Posts Tagged ‘all’

Lately, I feel more confuse than before about my feelings with my boyfriend.  I am not sure if I still love him that much, or simply just fall out of love.  I am trying to figure things out between the two of us, but the more I think, the more I feel that the love I have for him is slowly fading away.  Right now, I am not one hundred percent sure of what I feel.
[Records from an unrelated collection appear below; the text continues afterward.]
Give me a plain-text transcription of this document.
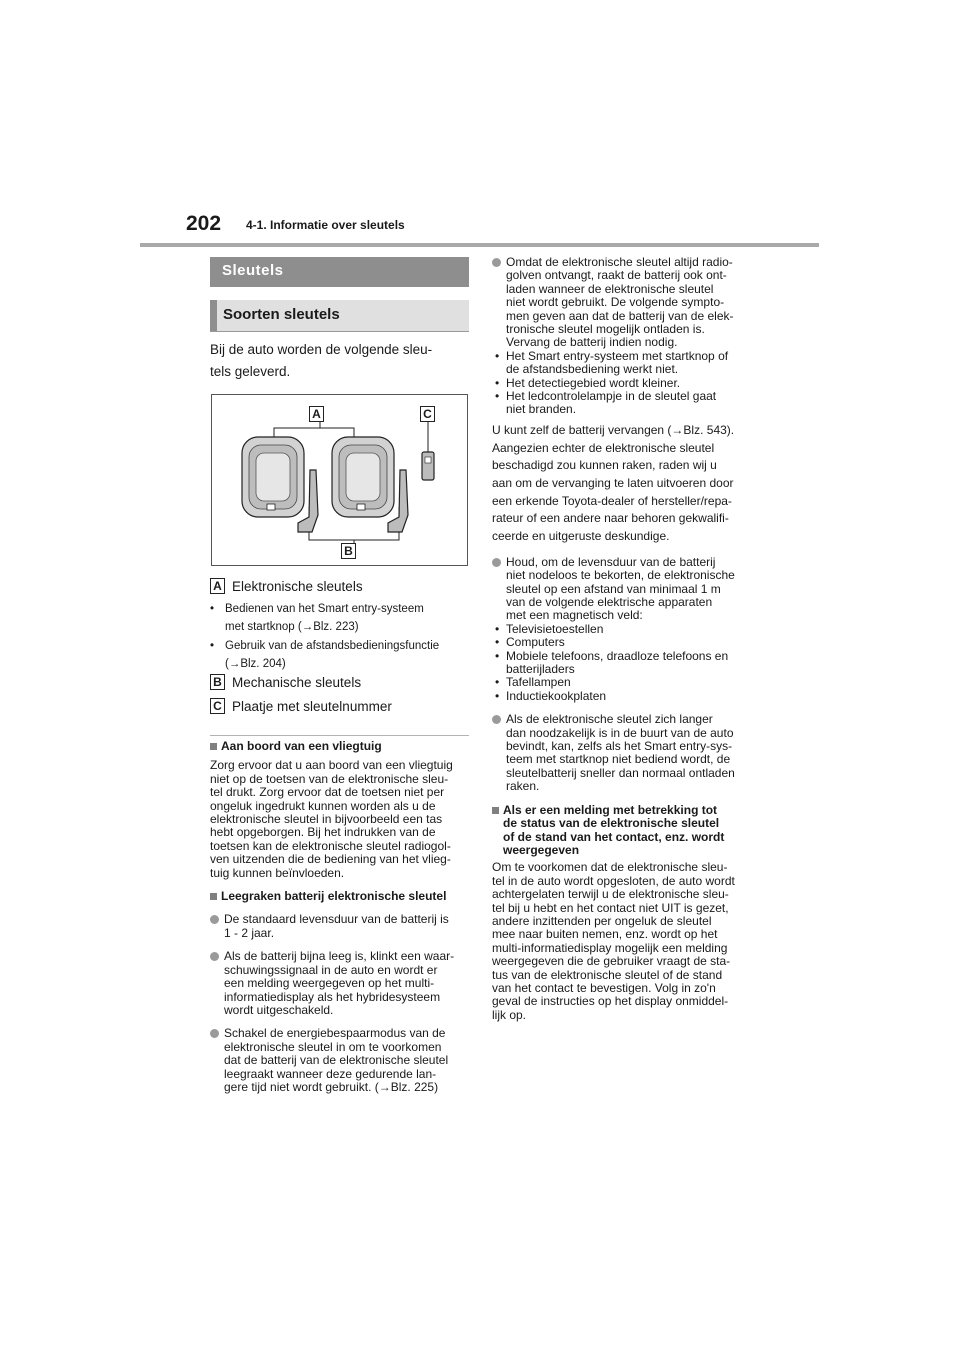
202 4-1. Informatie over sleutels
Sleutels
Soorten sleutels
Bij de auto worden de volgende sleu-
tels geleverd.
A	C
B
A Elektronische sleutels
• Bedienen van het Smart entry-systeem
met startknop (→Blz. 223)
• Gebruik van de afstandsbedieningsfunctie
(→Blz. 204)
B Mechanische sleutels
C Plaatje met sleutelnummer
Aan boord van een vliegtuig
Zorg ervoor dat u aan boord van een vliegtuig
niet op de toetsen van de elektronische sleu-
tel drukt. Zorg ervoor dat de toetsen niet per
ongeluk ingedrukt kunnen worden als u de
elektronische sleutel in bijvoorbeeld een tas
hebt opgeborgen. Bij het indrukken van de
toetsen kan de elektronische sleutel radiogol-
ven uitzenden die de bediening van het vlieg-
tuig kunnen beïnvloeden.
Leegraken batterij elektronische sleutel
De standaard levensduur van de batterij is
1 - 2 jaar.
Als de batterij bijna leeg is, klinkt een waar-
schuwingssignaal in de auto en wordt er
een melding weergegeven op het multi-
informatiedisplay als het hybridesysteem
wordt uitgeschakeld.
Schakel de energiebespaarmodus van de
elektronische sleutel in om te voorkomen
dat de batterij van de elektronische sleutel
leegraakt wanneer deze gedurende lan-
gere tijd niet wordt gebruikt. (→Blz. 225)
Omdat de elektronische sleutel altijd radio-
golven ontvangt, raakt de batterij ook ont-
laden wanneer de elektronische sleutel
niet wordt gebruikt. De volgende sympto-
men geven aan dat de batterij van de elek-
tronische sleutel mogelijk ontladen is.
Vervang de batterij indien nodig.
• Het Smart entry-systeem met startknop of
de afstandsbediening werkt niet.
• Het detectiegebied wordt kleiner.
• Het ledcontrolelampje in de sleutel gaat
niet branden.
U kunt zelf de batterij vervangen (→Blz. 543).
Aangezien echter de elektronische sleutel
beschadigd zou kunnen raken, raden wij u
aan om de vervanging te laten uitvoeren door
een erkende Toyota-dealer of hersteller/repa-
rateur of een andere naar behoren gekwalifi-
ceerde en uitgeruste deskundige.
Houd, om de levensduur van de batterij
niet nodeloos te bekorten, de elektronische
sleutel op een afstand van minimaal 1 m
van de volgende elektrische apparaten
met een magnetisch veld:
• Televisietoestellen
• Computers
• Mobiele telefoons, draadloze telefoons en
batterijladers
• Tafellampen
• Inductiekookplaten
Als de elektronische sleutel zich langer
dan noodzakelijk is in de buurt van de auto
bevindt, kan, zelfs als het Smart entry-sys-
teem met startknop niet bediend wordt, de
sleutelbatterij sneller dan normaal ontladen
raken.
Als er een melding met betrekking tot
de status van de elektronische sleutel
of de stand van het contact, enz. wordt
weergegeven
Om te voorkomen dat de elektronische sleu-
tel in de auto wordt opgesloten, de auto wordt
achtergelaten terwijl u de elektronische sleu-
tel bij u hebt en het contact niet UIT is gezet,
andere inzittenden per ongeluk de sleutel
mee naar buiten nemen, enz. wordt op het
multi-informatiedisplay mogelijk een melding
weergegeven die de gebruiker vraagt de sta-
tus van de elektronische sleutel of de stand
van het contact te bevestigen. Volg in zo'n
geval de instructies op het display onmiddel-
lijk op.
On the first year of our relationship, he wanted me to love him the way he loves me.  And the thing is, I can’t simply do that, because I can’t simply force myself to love a guy that much during the first year of a relationship.  I mean, we were just starting and giving all that I could give is not a joke.  But few months before our 2nd anniversary, I started to feel the love he wants me to give him.  So, I did show him that I love him so much, and as we go on with our relationship, things have changed.  On the first year, our relationship was his priority.  But when he started to continue this some kind of path he have chosen, I started to feel that our relationship will experience a problem because of what he have chosen.  And it happened.  There were times that we were arguing about this path and our relationship.  He has more time with this path, and less time for our relationship.  We can’t have any other topic like before.  Every time we start a conversation, its always about his path, what he did with his group and this – and that!  He is always excited to share everything about his path.  I can’t feel anymore the love he used to show me.  Its like, from a girlfriend to a friend.  At first, I think I’m bored.  Yeah!  And from boredom, I’ve got confused.

All I want is a normal relationship.  Talking about a lot of things, making an effort to show one’s love and everything a normal relationship has.  One day, he asked me if there’s someone else that I am seeing.  I want to get mad, but I can’t.  That kind of question doesn’t even bother me anymore.  I am not dating anyone, I’m just not sure of what I feel for him anymore.  If our relationship is not in the list of his priority, then I don’t think this relationship will go far from what he have right now.

I did support him, but he forgot what he was like and changed.  I always explain what I feel, but he is just listening, he doesn’t understand me at all.  I am tired of explaining, I just want to be sure of what I feel.  Am I ready to let go of myself from this?  I wish I’ll have the answer soon.